San Antonio has a street, shopping plaza, and community center named in honor of Black. The city of San Antonio created the Rev. Claude and ZerNona Black Scholarship Endowment Fund. Black also served on the Advisory Council of Wayland Baptist University's San Antonio campus; the campus named its award given to the outstanding student earning the Master of Christian Ministry degree in his honor. On November 30, 2006, Black was honored with an extravagant 90th Birthday gala, which was hosted by both the city of San Antonio. Guest included Martin Luther King III, Fred Shuttlesworth, Henry Cisneros, Percy Sutton and Phil Hardberger.

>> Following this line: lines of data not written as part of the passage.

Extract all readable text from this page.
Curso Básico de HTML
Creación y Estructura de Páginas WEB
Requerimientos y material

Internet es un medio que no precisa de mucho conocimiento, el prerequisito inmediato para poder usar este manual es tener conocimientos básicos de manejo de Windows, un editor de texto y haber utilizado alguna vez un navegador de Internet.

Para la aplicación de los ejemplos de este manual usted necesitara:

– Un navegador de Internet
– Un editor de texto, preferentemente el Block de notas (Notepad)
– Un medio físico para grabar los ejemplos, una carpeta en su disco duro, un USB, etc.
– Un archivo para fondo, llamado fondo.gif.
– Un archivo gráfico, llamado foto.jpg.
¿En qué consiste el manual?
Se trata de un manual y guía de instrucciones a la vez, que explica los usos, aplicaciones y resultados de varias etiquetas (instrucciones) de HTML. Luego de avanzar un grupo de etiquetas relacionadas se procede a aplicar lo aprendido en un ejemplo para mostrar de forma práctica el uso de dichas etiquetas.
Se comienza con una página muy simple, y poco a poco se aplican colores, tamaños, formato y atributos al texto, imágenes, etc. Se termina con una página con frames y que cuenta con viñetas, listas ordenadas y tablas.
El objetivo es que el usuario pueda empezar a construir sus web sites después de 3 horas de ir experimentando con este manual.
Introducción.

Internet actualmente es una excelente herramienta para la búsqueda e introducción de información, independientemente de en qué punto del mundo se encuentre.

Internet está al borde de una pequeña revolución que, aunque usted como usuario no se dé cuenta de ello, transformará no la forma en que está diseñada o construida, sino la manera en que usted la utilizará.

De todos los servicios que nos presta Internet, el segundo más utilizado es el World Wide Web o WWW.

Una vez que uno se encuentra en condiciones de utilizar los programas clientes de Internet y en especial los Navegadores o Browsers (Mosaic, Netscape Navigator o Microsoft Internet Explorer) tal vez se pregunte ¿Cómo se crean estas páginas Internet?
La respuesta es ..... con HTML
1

Black's autobiography Grandpa was a Preacher: A Letter to my Grandson was published in 2006. It was co-written with his grandson Taj Matthews.

The MLK Realizing the Dream Foundation honored Rev. Black in Washington during Inauguration Week along with Congressman Ted Kennedy, Congressman John Lewis and activist, humanitarian Aung San Suu Kyi. Black was present at some of King's civil rights speeches, including his famous I Have a Dream speech.

The Claude and ZerNona Black Papers are housed at Trinity University Coates Library in San Antonio, Texas.

== Death ==
Black died on March 13, 2009, in San Antonio, Texas, following a lengthy illness.